Not many people know that each branch color was chosen to reflect a characteristic of the area the line covers. The Green Line, for example, was named in honor of the Emerald Necklace, the chain of parks that links Boston and the western suburbs.



The MBTA runs around 175 bus routes in Boston and the suburbs. The flat fare is $1.50 if you use a CharlieTicket or pay cash on board, or $1.25 if you use a CharlieCard. Express buses are $2.80–$4. Transfers to the subway are discounted if you use a CharlieCard, and bus-to-bus transfers are free with a CharlieTicket or CharlieCard. If you overpay in cash, you’ll get a CharlieTicket with the change on it.

Routes and timetables are available from major T stations or the MBTA central office (10 Park Plaza, 120 Boylston Street); they’re also here. The busiest bus routes run from 5.30am to 1am daily.



Boston has three main train stations: South Station, North Station and Back Bay Station. The MBTA Commuter Rail runs from North Station and South Station, serving the Greater Boston area and Massachusetts, as far away as Providence, Rhode Island; fares range from $1.70 to $7.75 a trip. Tickets can be bought on the train, but it’s cheaper to buy them at the station.



Taxis can be hailed at any time of day or night, although it becomes difficult after 1am. Taxi ranks can be found near major hotels, big train stations and in Harvard Square in Cambridge. Call ahead for wheelchair-accessible vehicles or vans (for the latter, there may be a surcharge). Normal meter fares cost $2.60 for the first eighth of a mile, then 40¢ for each seventh of a mile. If you have a complaint about a taxi, or to report lost property, phone the police department’s Hackney Carriage Unit at 617-343-4475.

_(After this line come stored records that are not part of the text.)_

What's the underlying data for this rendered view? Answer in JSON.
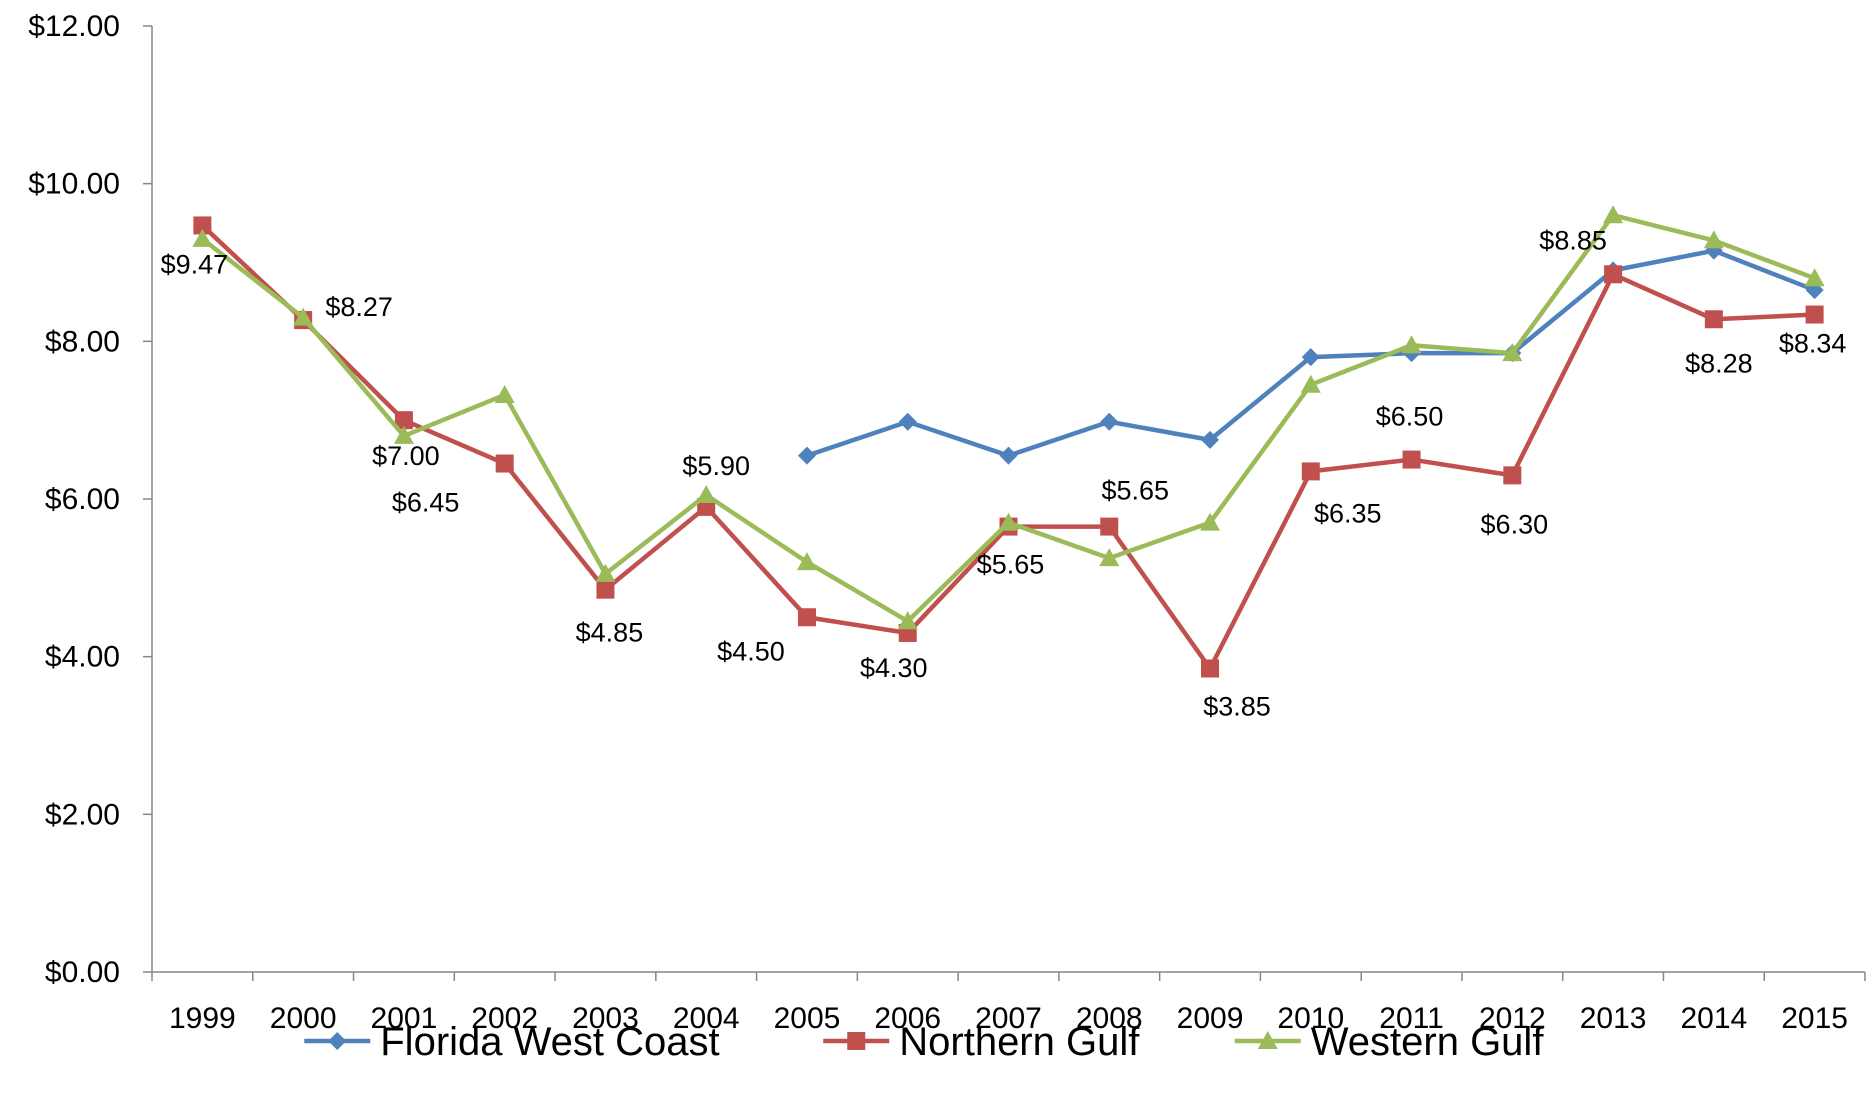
{
  "chart_data": {
    "type": "line",
    "title": "",
    "xlabel": "",
    "ylabel": "",
    "categories": [
      "1999",
      "2000",
      "2001",
      "2002",
      "2003",
      "2004",
      "2005",
      "2006",
      "2007",
      "2008",
      "2009",
      "2010",
      "2011",
      "2012",
      "2013",
      "2014",
      "2015"
    ],
    "ylim": [
      0,
      12
    ],
    "yticks": [
      0,
      2,
      4,
      6,
      8,
      10,
      12
    ],
    "ytick_labels": [
      "$0.00",
      "$2.00",
      "$4.00",
      "$6.00",
      "$8.00",
      "$10.00",
      "$12.00"
    ],
    "grid": false,
    "legend_position": "bottom",
    "series": [
      {
        "name": "Florida West Coast",
        "color": "#4F81BD",
        "marker": "diamond",
        "values": [
          null,
          null,
          null,
          null,
          null,
          null,
          6.55,
          6.98,
          6.55,
          6.98,
          6.75,
          7.8,
          7.85,
          7.85,
          8.9,
          9.15,
          8.65
        ]
      },
      {
        "name": "Northern Gulf",
        "color": "#C0504D",
        "marker": "square",
        "values": [
          9.47,
          8.27,
          7.0,
          6.45,
          4.85,
          5.9,
          4.5,
          4.3,
          5.65,
          5.65,
          3.85,
          6.35,
          6.5,
          6.3,
          8.85,
          8.28,
          8.34
        ]
      },
      {
        "name": "Western Gulf",
        "color": "#9BBB59",
        "marker": "triangle",
        "values": [
          9.3,
          8.3,
          6.8,
          7.32,
          5.05,
          6.05,
          5.2,
          4.45,
          5.7,
          5.25,
          5.7,
          7.45,
          7.95,
          7.85,
          9.6,
          9.28,
          8.8
        ]
      }
    ],
    "data_labels": [
      {
        "series": "Northern Gulf",
        "index": 0,
        "text": "$9.47"
      },
      {
        "series": "Northern Gulf",
        "index": 1,
        "text": "$8.27"
      },
      {
        "series": "Northern Gulf",
        "index": 2,
        "text": "$7.00"
      },
      {
        "series": "Northern Gulf",
        "index": 3,
        "text": "$6.45"
      },
      {
        "series": "Northern Gulf",
        "index": 4,
        "text": "$4.85"
      },
      {
        "series": "Northern Gulf",
        "index": 5,
        "text": "$5.90"
      },
      {
        "series": "Northern Gulf",
        "index": 6,
        "text": "$4.50"
      },
      {
        "series": "Northern Gulf",
        "index": 7,
        "text": "$4.30"
      },
      {
        "series": "Northern Gulf",
        "index": 8,
        "text": "$5.65"
      },
      {
        "series": "Northern Gulf",
        "index": 9,
        "text": "$5.65"
      },
      {
        "series": "Northern Gulf",
        "index": 10,
        "text": "$3.85"
      },
      {
        "series": "Northern Gulf",
        "index": 11,
        "text": "$6.35"
      },
      {
        "series": "Northern Gulf",
        "index": 12,
        "text": "$6.50"
      },
      {
        "series": "Northern Gulf",
        "index": 13,
        "text": "$6.30"
      },
      {
        "series": "Northern Gulf",
        "index": 14,
        "text": "$8.85"
      },
      {
        "series": "Northern Gulf",
        "index": 15,
        "text": "$8.28"
      },
      {
        "series": "Northern Gulf",
        "index": 16,
        "text": "$8.34"
      }
    ]
  }
}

The following taxi companies offer a 24-hour service. Most accept major credit cards, but it’s always best to phone to check first.

Bay State Taxi 617-566-5000
Independent Taxi Operators Association 617-426-8700
Metrocab 617-782-5500
Town Taxi 617-536-5000

Getting around by yourself



Thanks to the Big Dig project, driving in Boston isn’t the purgatory it used to be. But traffic can still be painfully slow, and tempers often fray. The speed limit on many major highways is 55mph, going up to 65mph on sections of the Mass Pike. Elsewhere in Boston, speed limits range from 20 to 50mph. State law requires seat belts to be worn.

The American Automobile Association (AAA) provides maps and other information, free if you’re a member or belong to an affiliated organization such as the British AA. It also offers a 24-hour breakdown service (except on the privately run Mass Pike, which has its own patrol cars to aid breakdowns). The Boston office (125 High Street, Downtown, 617-443-9300) is open 9am–5pm Mon–Fri.

To rent a car, you’ll need a credit card and a driver’s license (British licenses are valid, but those from non-English-speaking countries may need to be accompanied by an International Driving Permit). Few firms will rent to under-25s. Rental rarely includes insurance. We recommend the following companies:

Alamo 877-222-9075
Avis 800-331-1212
Budget 800-527-0700
Dollar 800-800-3665
Hertz 800-654-3131
National 877-222-9058

Note that despite the city’s ample public transportation, Bostonians still have that American love of cars; traffic congestion is dreadful, and parking spaces rare. Boston’s two main car parks are under Boston Common (entrance on Charles Street, directly opposite the Public Garden, 617-954-2098) and under the Prudential Center (800 Boylston Street, Back Bay, 617-236-3060).



Boston was once consistently rated one of the worst cities in America for bikers by cycling magazines, but some newly designated bike lanes have made things much better. Overall, however, the roads are often narrow and hilly and drivers are still getting accustomed to sharing the road. Cambridge is a bit better, but we recommend that all but the most hardened urban cyclists should stick to special  bike trails such as the Paul Dudley White Charles River Bike Path and the Minuteman Bikeway.



Boston is not called “America’s Walking City” for nothing. You can easily cover the city centre on foot, and walking through the different neighborhoods is a pleasurable way to explore them.